Вернувшись к себе в камеру, Никос долго не мог успокоиться: поведение Ставроса было явно вызывающим. Раньше Ставрос при всей своей неприязни к осужденным вел себя сдержанно и почти дружелюбно: дядя Костас не позволил бы ему особенно развернуться. Но сейчас что-то не видно было ни старшего надзирателя, ни Мицоса. Несколько раз Никос подходил к двери и прислушивался: в коридоре слышны были только шаги и голос Ставроса, громко отдававшего приказания остальным надзирателям. Что касается дяди Костаса — в его обязанности не входило дежурить в коридоре круглые сутки: он должен был появиться на вечернем обходе. Но вот отсутствие Мицоса было совершенно необъяснимым: сразу после обеда он исчез, хотя сегодня был день его дежурства, Никос был в этом уверен. Долгий тюремный опыт научил его внимательно относиться к смене и перестановкам надзирателей: иногда это было единственным источником информации о реальном положении дел.
Теоретически власти могли пронюхать о том, что афинское подполье пыталось установить контакты с Мицосом. Этот неразговорчивый детина в годы Сопротивления был бойцом Народно-освободительной армии ЭЛАС, сражался с немецкими оккупантами, и, видимо, неплохо сражался. Об этом Никос догадался, прислушиваясь к шуточкам и намекам, с которыми Ставрос, Стелиос и другие надзиратели обращались к Мицосу: они называли его «героем-освободителем», уверяли с издевкой, что ему зачтется, что на его родине ему поставят памятник при жизни, и этим доводили его до исступления. В том, что бывший боец ЭЛАС стал тюремщиком, да еще в таком ответственном секторе столичной тюрьмы, было много необычного: хотя после февраля 1945 года, когда ЭЛАС вынуждена была сложить оружие, многие из андартесов[3], потеряв политические ориентиры, решили, что борьба закончена, и ушли «в частную жизнь», все они состояли на негласном учете в полиции, и их благонадежность с точки зрения режима была под сомнением. Видимо, Мицосу, чтобы добиться такого теплого и по нынешним временам сытного местечка, пришлось пройти через суровые чистилища, и не только коллеги-тюремщики попрекали Мицоса его партизанским прошлым. Еще во время процесса Никос предупредил афинских товарищей, что ни о какой подготовке побега не может быть и речи, особенно сейчас, когда ожидается решение Совета помилования: побег из отделения смертников, если бы он удался, вызвал бы волну расстрелов, сравнимую с той, которая прошла в начале мая 1948 года, когда подпольщики казнили министра юстиции Ладаса, за что в течение трех дней было расстреляно двести тридцать восемь смертников.
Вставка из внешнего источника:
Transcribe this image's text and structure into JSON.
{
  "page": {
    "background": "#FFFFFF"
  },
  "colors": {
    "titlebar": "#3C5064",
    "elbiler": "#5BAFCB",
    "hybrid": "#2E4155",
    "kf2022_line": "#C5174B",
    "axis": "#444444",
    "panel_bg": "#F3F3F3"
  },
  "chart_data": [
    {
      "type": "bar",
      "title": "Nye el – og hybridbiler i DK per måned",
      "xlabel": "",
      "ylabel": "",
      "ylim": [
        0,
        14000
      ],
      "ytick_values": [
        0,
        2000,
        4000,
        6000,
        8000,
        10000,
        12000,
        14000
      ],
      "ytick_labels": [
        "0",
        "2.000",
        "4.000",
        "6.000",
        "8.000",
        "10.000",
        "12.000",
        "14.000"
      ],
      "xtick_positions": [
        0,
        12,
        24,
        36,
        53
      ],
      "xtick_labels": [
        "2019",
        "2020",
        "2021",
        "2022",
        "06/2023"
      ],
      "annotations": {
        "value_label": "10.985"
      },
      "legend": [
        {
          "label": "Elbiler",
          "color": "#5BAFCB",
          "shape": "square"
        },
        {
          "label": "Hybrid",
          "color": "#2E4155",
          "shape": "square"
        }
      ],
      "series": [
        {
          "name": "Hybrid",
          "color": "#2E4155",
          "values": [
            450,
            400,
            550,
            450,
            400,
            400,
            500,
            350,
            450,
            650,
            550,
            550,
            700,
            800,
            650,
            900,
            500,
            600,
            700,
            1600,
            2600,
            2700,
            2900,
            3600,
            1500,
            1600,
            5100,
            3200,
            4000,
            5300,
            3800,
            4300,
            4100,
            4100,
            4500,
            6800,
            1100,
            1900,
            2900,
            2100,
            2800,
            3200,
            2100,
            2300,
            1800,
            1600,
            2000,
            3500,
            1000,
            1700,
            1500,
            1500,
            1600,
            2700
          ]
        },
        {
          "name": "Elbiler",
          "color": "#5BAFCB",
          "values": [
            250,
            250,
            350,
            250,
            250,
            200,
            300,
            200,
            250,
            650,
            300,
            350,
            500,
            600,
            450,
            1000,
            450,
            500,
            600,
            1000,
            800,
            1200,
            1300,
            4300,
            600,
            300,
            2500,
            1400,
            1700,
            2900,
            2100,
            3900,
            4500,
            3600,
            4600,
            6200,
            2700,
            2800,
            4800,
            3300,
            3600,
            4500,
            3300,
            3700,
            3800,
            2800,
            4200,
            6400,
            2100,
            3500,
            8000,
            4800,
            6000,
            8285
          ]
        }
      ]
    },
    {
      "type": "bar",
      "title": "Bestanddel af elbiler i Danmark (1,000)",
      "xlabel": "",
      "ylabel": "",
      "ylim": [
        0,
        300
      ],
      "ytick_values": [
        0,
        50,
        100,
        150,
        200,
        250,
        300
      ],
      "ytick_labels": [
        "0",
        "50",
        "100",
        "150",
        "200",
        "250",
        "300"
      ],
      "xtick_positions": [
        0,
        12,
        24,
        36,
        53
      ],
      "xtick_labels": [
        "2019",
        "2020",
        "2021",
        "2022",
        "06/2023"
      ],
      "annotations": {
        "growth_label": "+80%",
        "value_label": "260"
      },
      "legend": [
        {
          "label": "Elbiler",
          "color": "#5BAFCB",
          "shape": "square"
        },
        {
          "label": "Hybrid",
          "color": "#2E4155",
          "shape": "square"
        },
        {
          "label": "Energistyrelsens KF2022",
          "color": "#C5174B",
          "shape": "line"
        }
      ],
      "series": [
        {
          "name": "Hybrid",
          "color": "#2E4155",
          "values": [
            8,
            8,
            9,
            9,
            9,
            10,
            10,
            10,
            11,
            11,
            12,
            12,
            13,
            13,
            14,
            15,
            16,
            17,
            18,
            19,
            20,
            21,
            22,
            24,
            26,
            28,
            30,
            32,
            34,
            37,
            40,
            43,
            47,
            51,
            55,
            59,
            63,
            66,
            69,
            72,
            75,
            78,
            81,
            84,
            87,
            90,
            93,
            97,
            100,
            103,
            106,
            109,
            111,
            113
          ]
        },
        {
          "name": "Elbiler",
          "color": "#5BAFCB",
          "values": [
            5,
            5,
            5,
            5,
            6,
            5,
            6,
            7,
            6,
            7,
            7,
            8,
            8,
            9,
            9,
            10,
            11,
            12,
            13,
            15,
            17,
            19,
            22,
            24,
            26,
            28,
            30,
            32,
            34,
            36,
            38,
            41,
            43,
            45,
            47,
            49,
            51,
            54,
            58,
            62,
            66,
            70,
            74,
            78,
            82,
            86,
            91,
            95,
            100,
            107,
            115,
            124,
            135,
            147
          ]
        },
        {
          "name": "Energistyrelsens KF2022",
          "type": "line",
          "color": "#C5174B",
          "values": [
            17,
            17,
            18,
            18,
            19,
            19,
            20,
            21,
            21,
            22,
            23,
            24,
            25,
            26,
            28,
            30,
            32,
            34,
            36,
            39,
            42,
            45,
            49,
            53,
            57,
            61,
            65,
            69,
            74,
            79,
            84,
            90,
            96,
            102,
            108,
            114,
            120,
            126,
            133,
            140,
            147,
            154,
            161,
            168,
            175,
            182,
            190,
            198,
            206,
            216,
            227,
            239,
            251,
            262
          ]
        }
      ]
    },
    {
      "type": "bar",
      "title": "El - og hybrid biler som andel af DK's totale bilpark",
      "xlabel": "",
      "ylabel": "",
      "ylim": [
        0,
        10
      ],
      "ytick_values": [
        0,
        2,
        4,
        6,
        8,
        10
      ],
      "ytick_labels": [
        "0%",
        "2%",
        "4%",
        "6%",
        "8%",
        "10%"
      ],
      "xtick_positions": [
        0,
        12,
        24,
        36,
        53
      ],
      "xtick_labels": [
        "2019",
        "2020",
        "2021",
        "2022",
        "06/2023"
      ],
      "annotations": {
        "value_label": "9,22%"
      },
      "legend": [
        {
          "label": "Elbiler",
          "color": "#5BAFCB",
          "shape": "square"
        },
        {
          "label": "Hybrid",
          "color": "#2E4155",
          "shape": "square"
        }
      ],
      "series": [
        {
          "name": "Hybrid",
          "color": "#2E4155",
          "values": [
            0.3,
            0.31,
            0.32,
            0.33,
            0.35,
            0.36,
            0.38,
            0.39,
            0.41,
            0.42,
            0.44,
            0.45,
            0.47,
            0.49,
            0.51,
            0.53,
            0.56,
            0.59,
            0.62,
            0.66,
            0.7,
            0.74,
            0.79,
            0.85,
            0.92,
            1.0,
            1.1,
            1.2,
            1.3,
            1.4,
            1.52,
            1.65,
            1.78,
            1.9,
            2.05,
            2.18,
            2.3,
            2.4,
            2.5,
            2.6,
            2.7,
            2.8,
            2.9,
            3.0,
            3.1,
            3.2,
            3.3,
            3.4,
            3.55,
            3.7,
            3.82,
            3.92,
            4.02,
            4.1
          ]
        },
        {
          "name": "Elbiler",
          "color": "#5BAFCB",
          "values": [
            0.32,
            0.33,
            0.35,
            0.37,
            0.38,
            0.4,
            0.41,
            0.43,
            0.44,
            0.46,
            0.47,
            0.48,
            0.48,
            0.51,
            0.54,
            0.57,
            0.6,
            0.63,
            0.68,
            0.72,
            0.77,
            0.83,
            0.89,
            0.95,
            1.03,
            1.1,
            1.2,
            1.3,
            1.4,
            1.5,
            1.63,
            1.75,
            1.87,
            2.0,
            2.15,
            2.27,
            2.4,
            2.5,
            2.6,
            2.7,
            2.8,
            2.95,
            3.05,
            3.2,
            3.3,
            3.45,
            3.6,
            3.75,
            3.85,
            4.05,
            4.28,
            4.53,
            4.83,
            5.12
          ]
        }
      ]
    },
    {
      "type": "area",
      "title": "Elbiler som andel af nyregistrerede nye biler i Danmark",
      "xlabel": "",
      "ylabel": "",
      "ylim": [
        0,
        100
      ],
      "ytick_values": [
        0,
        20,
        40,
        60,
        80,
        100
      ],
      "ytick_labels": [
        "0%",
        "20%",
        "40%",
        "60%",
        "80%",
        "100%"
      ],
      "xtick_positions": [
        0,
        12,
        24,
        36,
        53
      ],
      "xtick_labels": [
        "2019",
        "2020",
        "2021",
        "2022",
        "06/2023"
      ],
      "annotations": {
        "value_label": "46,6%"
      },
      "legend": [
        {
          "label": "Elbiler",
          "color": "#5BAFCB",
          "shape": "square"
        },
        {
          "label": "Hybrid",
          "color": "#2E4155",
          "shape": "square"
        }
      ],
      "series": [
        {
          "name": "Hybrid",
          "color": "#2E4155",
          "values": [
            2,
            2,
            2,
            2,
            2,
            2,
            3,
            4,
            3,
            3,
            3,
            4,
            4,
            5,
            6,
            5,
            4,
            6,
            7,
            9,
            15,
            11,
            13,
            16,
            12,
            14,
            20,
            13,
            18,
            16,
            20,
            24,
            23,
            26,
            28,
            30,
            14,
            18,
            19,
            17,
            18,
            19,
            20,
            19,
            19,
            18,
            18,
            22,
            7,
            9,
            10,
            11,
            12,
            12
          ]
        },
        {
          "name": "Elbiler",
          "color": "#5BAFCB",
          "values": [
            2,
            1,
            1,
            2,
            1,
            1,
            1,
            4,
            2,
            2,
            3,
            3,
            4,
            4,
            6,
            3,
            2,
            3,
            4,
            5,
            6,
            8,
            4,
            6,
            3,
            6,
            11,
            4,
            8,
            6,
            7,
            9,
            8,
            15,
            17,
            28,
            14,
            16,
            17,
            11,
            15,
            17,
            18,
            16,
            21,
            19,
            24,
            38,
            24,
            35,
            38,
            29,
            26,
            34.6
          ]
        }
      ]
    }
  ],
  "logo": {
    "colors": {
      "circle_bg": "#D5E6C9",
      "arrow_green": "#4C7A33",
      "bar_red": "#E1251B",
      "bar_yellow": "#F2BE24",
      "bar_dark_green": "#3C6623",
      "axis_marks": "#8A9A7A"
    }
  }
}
Но товарищи из афинского подполья, видимо, рассудили иначе и установили контакт с Мицосом — контакт, заведомо обреченный на неудачу: Мицос не столько стыдился своего партизанского прошлого, сколько боялся его. Правда, из отрывочных разговоров между надзирателями Никос уловил, что Мицос мечтает скопить деньжонок и податься в Канаду, где у него есть родственники: он не настолько глуп, чтобы ехать за океан с пустыми руками. Но вряд ли человек, за кусок хлеба отрекшийся от самого себя, решился бы рискнуть этим верным куском ради сомнительных, с его точки зрения, денег.
О том, что контакт установлен и не привел ни к каким результатам, Никос догадался по изменившемуся отношению надзирателя. Если в первые дни марта Мицос просто избегал смотреть Никосу в глаза, то позднее он стал держаться угрюмо и злобно.
— Что ты на меня смотришь? — спросил он однажды, снимая с Никоса наручники. — Я тебе не Аргириадис, меня взглядом не прошибешь.
(Ходили слухи, что Никос терроризировал Аргириадиса одним своим взглядом: защитник «пятого номера» твердил, что только под властью гипноза Аргириадис был вовлечен в «шпионский заговор».)
— Да, ты покрепче, — согласился Никос.
— Мне стоило бы слово сказать, — глядя в лицо Никосу, отрывисто проговорил Мицос, — и посыпались бы головы тех, кто на свободе. Я вам не товарищ, запомните. Но я не скажу этих слов: можете на меня молиться.
— Не скажешь, — подтвердил Никос. — Тебе выгоднее молчать.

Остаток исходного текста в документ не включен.